Uhh why. No offense but it's excessive. If you have Adobe Elements use the Save for Web option.

If anything the White Balance and levels need adjusting Artifacts in this case aren't that big of a deal.


----------



## Runefox (Jun 19, 2010)

Arshes Nei said:


> Uhh why. No offense but it's excessive. If you have Adobe Elements use the Save for Web option.


You misunderstand me... Until preparing to upload to the net, staying away from JPEG is a Good Thing(TM). If you notice, the submission file is a PNG, yet still has JPEG artifacts, which means JPEG was used at some point beforehand. JPEG is only appropriate for when the image is ready to be uploaded to save on the filesize.


----------



## Bir (Jun 19, 2010)

I scanned it in as a PNG. I never use JPEG unless I don't know about it. In this case, the picture was never a JPG. Maybe some other things are off. I learned that way back when I played Neopets. : /

But either way it's much better now. I'm gonna play around with more scans to see how much better I can get it, but for now I'm content. ^^


----------



## Arshes Nei (Jun 19, 2010)

Runefox said:


> You misunderstand me... Until preparing to upload to the net, staying away from JPEG is a Good Thing(TM). If you notice, the submission file is a PNG, yet still has JPEG artifacts, which means JPEG was used at some point beforehand. JPEG is only appropriate for when the image is ready to be uploaded to save on the filesize.


 
That could  be (FA's system) trying to compress, FA doesn't handle pngs very well tbh, but then I can't entirely blame FA. I noticed users tend to do bad scans regardless.

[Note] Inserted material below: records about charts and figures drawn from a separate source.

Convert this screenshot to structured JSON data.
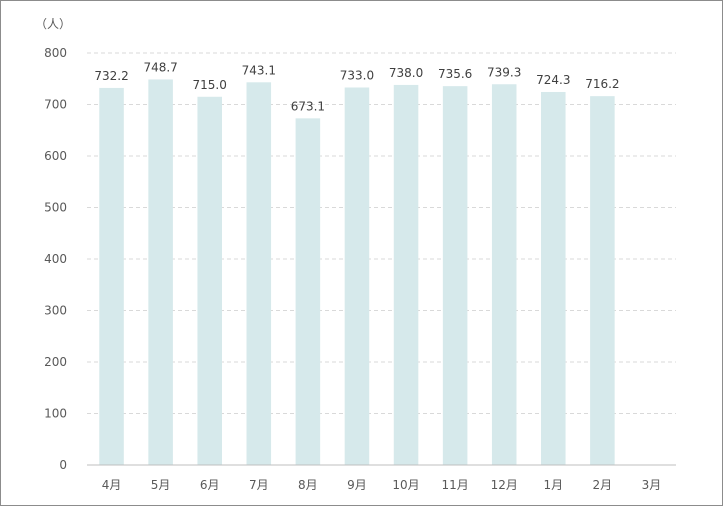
{
  "chart_data": {
    "type": "bar",
    "unit_label": "（人）",
    "categories": [
      "4月",
      "5月",
      "6月",
      "7月",
      "8月",
      "9月",
      "10月",
      "11月",
      "12月",
      "1月",
      "2月",
      "3月"
    ],
    "values": [
      732.2,
      748.7,
      715.0,
      743.1,
      673.1,
      733.0,
      738.0,
      735.6,
      739.3,
      724.3,
      716.2,
      null
    ],
    "value_labels": [
      "732.2",
      "748.7",
      "715.0",
      "743.1",
      "673.1",
      "733.0",
      "738.0",
      "735.6",
      "739.3",
      "724.3",
      "716.2",
      ""
    ],
    "y_ticks": [
      "0",
      "100",
      "200",
      "300",
      "400",
      "500",
      "600",
      "700",
      "800"
    ],
    "ylim": [
      0,
      800
    ],
    "grid": true,
    "legend": "none",
    "colors": {
      "bar": "#d6e9eb",
      "grid": "#d9d9d9",
      "axis": "#bfbfbf"
    }
  }
}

Having said that, I never seen any real valid reason most of the artists here to use PNGs claiming some kind of quality loss. And I know it's going to come off offensive but most work here doesn't qualify png status.


----------



## Bir (Jun 19, 2010)

It wasn't JPEG at any point. I keep saying that. : / When I scanned it in, I scanned it in as a PNG. That's how I've always done it. It was the settings that was screwing me over.

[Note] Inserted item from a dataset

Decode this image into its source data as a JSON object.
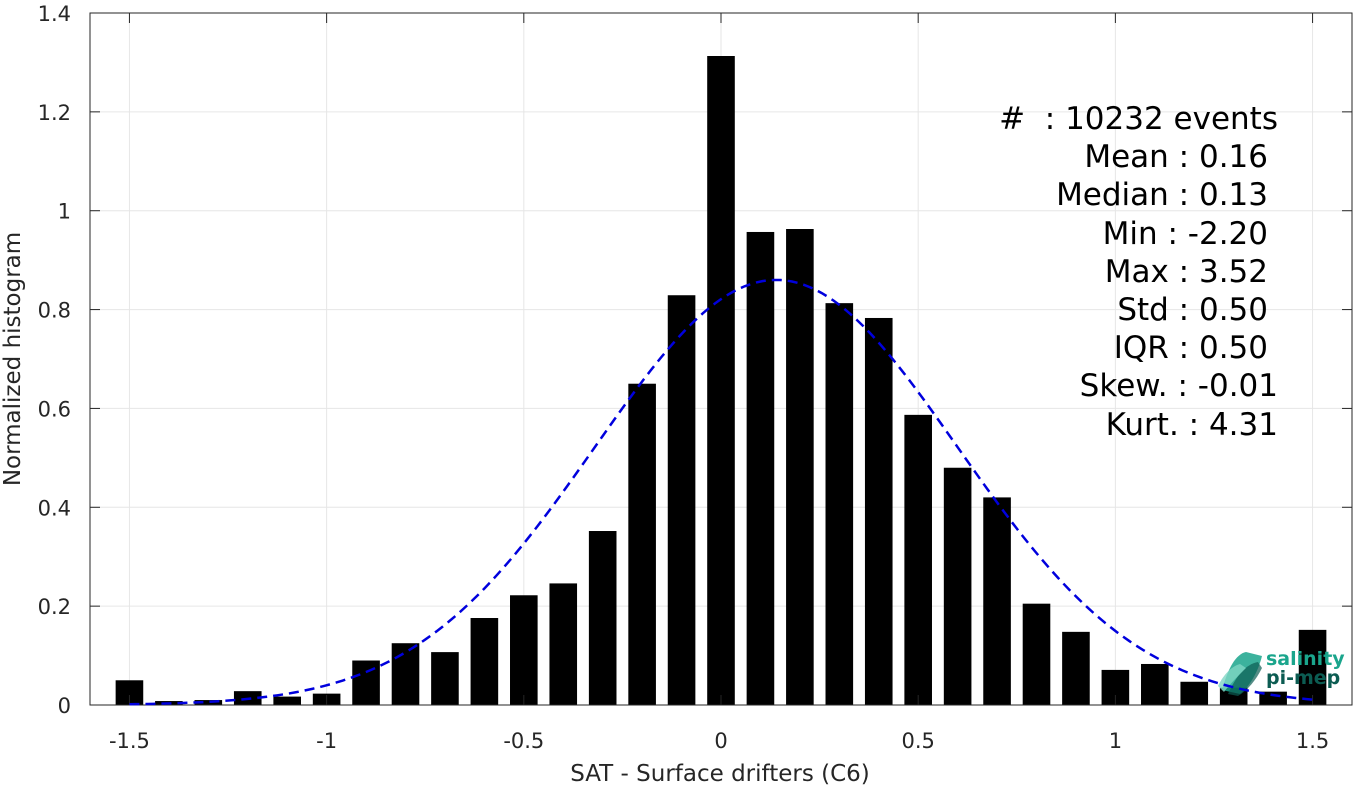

If you're looking at the texture of the ground and calling it JPEG artifacts, it's actually the texture of the leather table I was drawing it on. Otherwise, I have no idea what an Artifact from JPEG is. All I know is that it was never at any point at JPEG.

And whether my artwork is worth being or good enough to be PNG, it makes things look closer to what they really are. Wasn't PNG originally made for computer-made images, though? Whatever the case, I've always used it. I'm not new to uploading things to my computer, but I've never had to mess around with my settings before because it always scanned in pretty nicely. I was just confused as to what was going on with my newer scans.


----------



## Arshes Nei (Jun 20, 2010)

Yeah, why do you keep saying that because I didn't argue that point at all. :/ I said the system may be doing a compression on FA.


Yes, and many artists have produced fantastic levels of artwork and saved as JPEGS for WEB.. I'm saying 99% of art here using PNG is overkill. You may have it closer to what you said it would look like but do you think the general populace thinks "Well oh good, that grain looks like the original" They're going to look at what is good enough, as long as it's not artifacted to hell it's not going to matter :/


----------



## Bir (Jun 22, 2010)

It wasn't towards you, it was towards Runefox, who kept insisting that JPEG was used at some point before the upload. Sorry for not clarifying that ^^;

And I'm not really looking to have it look better than what it really is, and I'm a fan of tooth and little imperfections. For me, the more it shows, the better, because I want it to show what it's been drawn on as well as how it looks IRL, no matter how crappy it looks. : /


----------



## Runefox (Jun 22, 2010)

I guess the scanner just does that then.  Weird. Anyway...


----------



## furiana (Jun 22, 2010)

FWIW, I have heard of scanners leaving artifacts before.


----------